Ivan William Jones | Teen Ink

Ivan William Jones

January 11, 2011
By Hannah-Beth SILVER, Arlington, Texas
Hannah-Beth SILVER, Arlington, Texas
6 articles 0 photos 0 comments

My name is Ivan William Jones. I was adopted from Scottsdale Arizona when I was about ten. I like to think my adoptive parents, David and Ann, traveled long and perilous journey through the vast deserts of West Texas to retrieve their new traumatized son from the uncaring foster family that was taking care of me. I don’t really think my birth mom was white trash but Ann certainly does. She likes to spend the long summer days rocking softly in front of the muted TV telling me stories about her life before I came along. She would tell interesting stories about a wild and exotic girl with a fire for a heart who fell in love with a sweet talker with a 67 mustang. David would smile at that. Seems they’ve changed a lot since then.
I remember a lot about Scottsdale. It was a hot place. The sweltering summers were spent crowded around a window AC unit wedged between a shaky pane of glass and a pot covered window seal. Me and my friends would shake off our baseball caps and stand bare-chested in front of the white box of gold like dogs. We would ride our flat tired bikes down the dust covered road that surrounded our neighborhood’s duplexes and spend the whole day looking for scorpion holes while our necks tanned under the sun. There was nothing around my house, only houses, dirt, and scorpions. My mom was like most. She would spend the day working vigorously to churn her garden to life in the cracked earth until submitting to the heat. She could never get anything to grow in that bricked off area she called a garden. Ladies of my neighborhood liked to sit around a child’s play table with melting glasses of Ice tea and trade gossip and mom was no different. I wish I had gotten to know my mother before she died. They said she was the most intresting person they knew and that she could keep you enthrawled with a story until its very end. It’s a shame she wasted her ability by marrying my dad.

My dad was the kind of person who didn’t like to be wrong. He was a good father but dad was tough and had one hell of a temper. He would scream and push mom when things didn’t go right, but that was hardly ever since mom was really good at making sure things went as planned. One time I had dropped a whole watermelon on the sidewalk while bringing it in from the car and dad gave me a black eye. He came back that night and cried and apologized to me while I was pretending to be asleep. He was an odd thing really. Some days her would come home from his job at the factory and scoop me up in his arms and tell me of his day and others he would slug in without so much as a hi to mom and plop on the couch clicker already in hand. Those days were when you had to watch out. People said they knew something bad was gonna happen the day my parents got married but no one ever knows that. They think about things like that afterward and say “I should’ve seen that coming”
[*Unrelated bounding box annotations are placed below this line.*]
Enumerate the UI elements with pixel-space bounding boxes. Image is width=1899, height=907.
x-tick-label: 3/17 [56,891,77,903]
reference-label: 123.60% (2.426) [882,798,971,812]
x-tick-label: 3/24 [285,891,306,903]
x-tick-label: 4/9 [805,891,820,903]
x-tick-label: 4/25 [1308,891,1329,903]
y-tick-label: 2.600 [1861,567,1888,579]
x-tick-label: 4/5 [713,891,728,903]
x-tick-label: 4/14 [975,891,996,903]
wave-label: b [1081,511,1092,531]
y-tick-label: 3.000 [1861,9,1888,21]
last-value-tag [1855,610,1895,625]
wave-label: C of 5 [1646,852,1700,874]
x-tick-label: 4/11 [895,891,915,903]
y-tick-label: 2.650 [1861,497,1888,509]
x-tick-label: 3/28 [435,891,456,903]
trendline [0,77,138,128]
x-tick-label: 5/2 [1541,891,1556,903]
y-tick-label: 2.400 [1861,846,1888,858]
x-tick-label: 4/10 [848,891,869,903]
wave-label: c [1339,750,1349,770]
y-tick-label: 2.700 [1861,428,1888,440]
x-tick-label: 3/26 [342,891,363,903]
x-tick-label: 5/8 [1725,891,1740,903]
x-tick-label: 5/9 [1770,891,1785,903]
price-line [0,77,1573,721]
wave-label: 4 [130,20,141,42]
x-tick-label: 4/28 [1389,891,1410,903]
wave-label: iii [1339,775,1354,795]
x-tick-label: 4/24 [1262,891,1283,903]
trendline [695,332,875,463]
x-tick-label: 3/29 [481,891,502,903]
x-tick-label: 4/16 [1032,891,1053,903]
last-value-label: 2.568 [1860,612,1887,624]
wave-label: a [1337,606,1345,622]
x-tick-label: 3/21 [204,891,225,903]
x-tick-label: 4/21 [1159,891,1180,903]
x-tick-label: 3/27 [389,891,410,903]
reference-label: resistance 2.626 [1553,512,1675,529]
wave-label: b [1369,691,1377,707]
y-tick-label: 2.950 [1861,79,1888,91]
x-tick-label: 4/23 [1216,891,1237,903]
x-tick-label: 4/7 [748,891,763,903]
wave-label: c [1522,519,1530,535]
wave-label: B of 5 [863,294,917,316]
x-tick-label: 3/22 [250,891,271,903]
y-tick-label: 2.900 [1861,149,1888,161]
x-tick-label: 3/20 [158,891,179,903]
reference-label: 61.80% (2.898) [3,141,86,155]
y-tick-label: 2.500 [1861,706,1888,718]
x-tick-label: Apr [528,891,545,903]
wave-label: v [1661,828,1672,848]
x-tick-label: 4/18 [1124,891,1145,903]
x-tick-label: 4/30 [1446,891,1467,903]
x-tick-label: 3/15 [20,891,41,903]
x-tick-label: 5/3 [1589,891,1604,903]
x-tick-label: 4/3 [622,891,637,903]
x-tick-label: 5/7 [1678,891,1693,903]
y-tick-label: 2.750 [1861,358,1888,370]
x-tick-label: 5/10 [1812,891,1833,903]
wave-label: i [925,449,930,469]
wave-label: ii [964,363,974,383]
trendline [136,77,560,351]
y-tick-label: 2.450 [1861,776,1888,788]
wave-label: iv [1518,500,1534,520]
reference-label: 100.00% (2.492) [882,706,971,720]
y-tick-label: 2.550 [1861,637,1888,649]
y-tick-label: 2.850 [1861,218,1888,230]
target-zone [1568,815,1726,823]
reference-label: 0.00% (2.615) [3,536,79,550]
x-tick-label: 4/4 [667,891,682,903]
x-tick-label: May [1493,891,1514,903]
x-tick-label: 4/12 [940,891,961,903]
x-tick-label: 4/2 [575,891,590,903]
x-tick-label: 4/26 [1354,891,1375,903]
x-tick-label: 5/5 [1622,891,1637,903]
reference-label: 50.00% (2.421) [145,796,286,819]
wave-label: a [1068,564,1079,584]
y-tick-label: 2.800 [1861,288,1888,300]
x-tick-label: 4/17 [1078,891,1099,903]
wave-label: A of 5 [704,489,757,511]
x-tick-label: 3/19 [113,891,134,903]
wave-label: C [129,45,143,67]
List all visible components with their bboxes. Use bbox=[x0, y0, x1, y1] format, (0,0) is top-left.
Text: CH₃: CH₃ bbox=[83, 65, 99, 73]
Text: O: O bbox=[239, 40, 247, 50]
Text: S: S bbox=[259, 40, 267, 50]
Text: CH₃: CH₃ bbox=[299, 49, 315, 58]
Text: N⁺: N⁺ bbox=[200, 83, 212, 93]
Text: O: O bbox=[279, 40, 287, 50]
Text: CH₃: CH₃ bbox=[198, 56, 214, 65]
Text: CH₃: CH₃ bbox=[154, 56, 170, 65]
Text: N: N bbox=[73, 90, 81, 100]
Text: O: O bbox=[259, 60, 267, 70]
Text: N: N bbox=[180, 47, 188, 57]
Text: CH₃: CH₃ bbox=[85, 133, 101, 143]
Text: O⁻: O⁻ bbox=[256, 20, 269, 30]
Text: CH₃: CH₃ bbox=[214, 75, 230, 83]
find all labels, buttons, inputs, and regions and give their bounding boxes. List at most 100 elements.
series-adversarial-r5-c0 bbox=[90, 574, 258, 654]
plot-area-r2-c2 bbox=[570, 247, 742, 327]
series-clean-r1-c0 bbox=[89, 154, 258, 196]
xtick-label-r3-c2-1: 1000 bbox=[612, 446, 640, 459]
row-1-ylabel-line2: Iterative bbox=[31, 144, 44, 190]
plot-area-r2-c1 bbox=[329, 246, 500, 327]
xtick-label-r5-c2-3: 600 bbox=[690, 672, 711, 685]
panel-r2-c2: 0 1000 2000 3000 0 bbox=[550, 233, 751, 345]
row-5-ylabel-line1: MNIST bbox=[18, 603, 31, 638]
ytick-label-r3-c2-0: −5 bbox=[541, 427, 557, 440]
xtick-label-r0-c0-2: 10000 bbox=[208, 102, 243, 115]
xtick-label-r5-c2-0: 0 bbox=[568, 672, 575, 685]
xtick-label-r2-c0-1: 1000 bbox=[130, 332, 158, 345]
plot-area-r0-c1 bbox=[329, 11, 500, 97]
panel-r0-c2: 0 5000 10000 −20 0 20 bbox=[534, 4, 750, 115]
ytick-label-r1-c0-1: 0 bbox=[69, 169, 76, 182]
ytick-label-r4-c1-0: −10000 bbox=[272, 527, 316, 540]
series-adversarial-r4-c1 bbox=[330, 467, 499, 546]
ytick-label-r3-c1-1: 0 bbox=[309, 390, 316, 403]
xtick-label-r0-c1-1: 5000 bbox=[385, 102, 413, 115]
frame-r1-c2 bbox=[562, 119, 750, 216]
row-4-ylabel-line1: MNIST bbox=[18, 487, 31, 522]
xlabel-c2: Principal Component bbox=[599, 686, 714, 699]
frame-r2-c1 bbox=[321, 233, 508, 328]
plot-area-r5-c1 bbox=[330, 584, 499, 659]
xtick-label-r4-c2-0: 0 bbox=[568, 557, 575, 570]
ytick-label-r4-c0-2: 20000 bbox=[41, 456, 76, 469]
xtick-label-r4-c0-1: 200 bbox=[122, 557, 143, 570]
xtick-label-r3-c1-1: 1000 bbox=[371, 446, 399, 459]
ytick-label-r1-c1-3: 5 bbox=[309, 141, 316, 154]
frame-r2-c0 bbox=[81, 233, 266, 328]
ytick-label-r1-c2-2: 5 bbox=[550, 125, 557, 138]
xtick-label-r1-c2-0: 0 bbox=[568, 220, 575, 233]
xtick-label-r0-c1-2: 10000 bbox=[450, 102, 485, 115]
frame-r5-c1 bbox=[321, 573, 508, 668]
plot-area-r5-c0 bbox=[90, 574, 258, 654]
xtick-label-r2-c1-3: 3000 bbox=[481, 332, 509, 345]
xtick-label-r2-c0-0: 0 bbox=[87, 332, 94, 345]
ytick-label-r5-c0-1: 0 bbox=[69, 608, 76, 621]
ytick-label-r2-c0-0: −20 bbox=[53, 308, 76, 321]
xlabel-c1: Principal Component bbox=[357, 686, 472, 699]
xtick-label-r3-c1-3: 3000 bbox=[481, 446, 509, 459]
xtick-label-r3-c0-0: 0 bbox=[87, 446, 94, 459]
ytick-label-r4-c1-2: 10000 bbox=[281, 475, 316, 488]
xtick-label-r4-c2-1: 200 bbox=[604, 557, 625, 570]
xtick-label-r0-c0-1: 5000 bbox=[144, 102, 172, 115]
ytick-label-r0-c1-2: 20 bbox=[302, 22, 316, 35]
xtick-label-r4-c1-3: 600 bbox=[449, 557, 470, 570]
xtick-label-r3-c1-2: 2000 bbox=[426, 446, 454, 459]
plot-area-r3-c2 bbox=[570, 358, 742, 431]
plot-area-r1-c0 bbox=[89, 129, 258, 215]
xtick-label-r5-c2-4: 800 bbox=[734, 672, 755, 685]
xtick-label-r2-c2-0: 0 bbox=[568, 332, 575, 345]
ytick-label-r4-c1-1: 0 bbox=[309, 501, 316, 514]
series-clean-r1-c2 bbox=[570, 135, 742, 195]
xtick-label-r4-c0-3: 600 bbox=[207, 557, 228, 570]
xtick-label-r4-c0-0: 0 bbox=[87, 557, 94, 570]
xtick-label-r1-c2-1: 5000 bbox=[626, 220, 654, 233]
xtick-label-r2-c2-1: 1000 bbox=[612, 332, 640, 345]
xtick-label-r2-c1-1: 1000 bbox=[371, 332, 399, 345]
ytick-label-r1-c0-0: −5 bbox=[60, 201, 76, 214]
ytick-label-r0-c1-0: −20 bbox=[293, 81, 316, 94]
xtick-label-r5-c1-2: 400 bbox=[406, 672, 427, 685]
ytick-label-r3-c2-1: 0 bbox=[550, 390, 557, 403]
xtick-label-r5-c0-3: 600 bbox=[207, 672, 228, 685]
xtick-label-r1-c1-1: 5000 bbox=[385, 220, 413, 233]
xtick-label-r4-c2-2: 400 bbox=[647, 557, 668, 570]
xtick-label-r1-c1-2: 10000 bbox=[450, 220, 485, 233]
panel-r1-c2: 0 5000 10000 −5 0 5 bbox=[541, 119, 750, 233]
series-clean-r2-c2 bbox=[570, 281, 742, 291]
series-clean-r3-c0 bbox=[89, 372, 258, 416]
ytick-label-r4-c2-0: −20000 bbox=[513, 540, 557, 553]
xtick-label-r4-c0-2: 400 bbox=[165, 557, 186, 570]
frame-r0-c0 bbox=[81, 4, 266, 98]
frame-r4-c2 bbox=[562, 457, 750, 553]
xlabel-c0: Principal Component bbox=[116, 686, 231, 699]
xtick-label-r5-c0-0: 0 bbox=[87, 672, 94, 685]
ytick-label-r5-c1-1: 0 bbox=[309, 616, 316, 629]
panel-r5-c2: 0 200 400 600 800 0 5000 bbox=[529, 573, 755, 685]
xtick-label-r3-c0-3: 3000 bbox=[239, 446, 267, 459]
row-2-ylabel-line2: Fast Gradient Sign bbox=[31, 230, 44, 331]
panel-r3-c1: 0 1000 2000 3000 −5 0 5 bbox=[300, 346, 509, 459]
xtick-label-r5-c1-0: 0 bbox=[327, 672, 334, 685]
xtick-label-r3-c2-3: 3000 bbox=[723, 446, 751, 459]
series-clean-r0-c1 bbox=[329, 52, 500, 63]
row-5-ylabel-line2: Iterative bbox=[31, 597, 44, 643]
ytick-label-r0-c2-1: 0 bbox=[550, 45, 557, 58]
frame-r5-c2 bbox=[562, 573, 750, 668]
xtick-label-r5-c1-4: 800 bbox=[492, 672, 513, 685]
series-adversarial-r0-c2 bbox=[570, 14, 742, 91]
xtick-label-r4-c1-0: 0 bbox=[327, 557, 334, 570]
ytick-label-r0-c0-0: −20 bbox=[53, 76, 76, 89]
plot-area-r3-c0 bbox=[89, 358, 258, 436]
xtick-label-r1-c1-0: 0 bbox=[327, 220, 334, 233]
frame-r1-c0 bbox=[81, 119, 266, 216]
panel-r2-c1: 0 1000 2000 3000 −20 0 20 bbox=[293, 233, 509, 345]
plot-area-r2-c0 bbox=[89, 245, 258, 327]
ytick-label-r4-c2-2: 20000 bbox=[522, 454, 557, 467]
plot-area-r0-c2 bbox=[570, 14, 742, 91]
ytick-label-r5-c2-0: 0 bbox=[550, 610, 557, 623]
It was a day in late June. Mom had called me in from the street as she picked up her lawn chair from the Portman’s front yard and made her way across the half dead lawn. I saw dad’s beat up two-seater pickup truck shamble up the road and I bounded the steps to the front door with glee. Mom and I had made dad a cake for his birthday. We were never one for parties but sour cream pound cake was his favorite. Mom and I hurried to the kitchen and flicked off all the lights before lighting a fist sized Yankee candle in the middle of the bunt shaped cake. Dad stepped in the kitchen with hunched shoulders. His eyes looked deep and dark in the dim light but we yelled surprise anyway. He winced at our voices and shot us a hateful glare before slipping into his bedroom. Mom smiled her smile and assured me he was just tired. She blew out the Vanilla scented flame and chased after him. Mom was right; He was tired but not just from work. Dad was tired of coming home to the same thing everyday, to the dead grass, to the ragamuffin son, and to his homemaker wife. I was pushing my finger into the hot wax left from the candle when I heard it. I watched the milk colored liquid form around my finger and watched it harden to a opaque cloud. A gunshot. Their yelling had left an absent ringing in my ears. I knew that sound. Dad had taken me to the hiking trails many times to shoot the cactuses around the back of the house. He had always warned me of gun safety. My own breath seemed to echo in the room. I heard a door slam and my father’s heavy footsteps clomp across the dingy carpet. He past me with a sideways stare and a pistol in his right hand. No sympathy. No regret. He was shaking violently. I sat dumbfounded at the kitchen stool with wide eyes as I watched my father slam the garage door behind him. “Bye dad.” I said to myself.

I was hesitant to go into my parents room, they had always forbid It but I moved on anyway. I heard my mom moan a little. The door swung on its hinges silently and I saw her. My mother gasped with wide eyes from the floor. Blood pulsed from her chest and I watched her hand reach for me. I stood horrified and unmoving. I watched a single tear slide from her eye and into the pool of blood that now extended to her chin. I wish I had held her hand at that moment, or at least reached for her but I was to scared. There’s not a night that goes by when I don’t think of that single tear she shed. Her eyes relaxed and I saw her breathing slow and sputter with one final gasp and she was gone.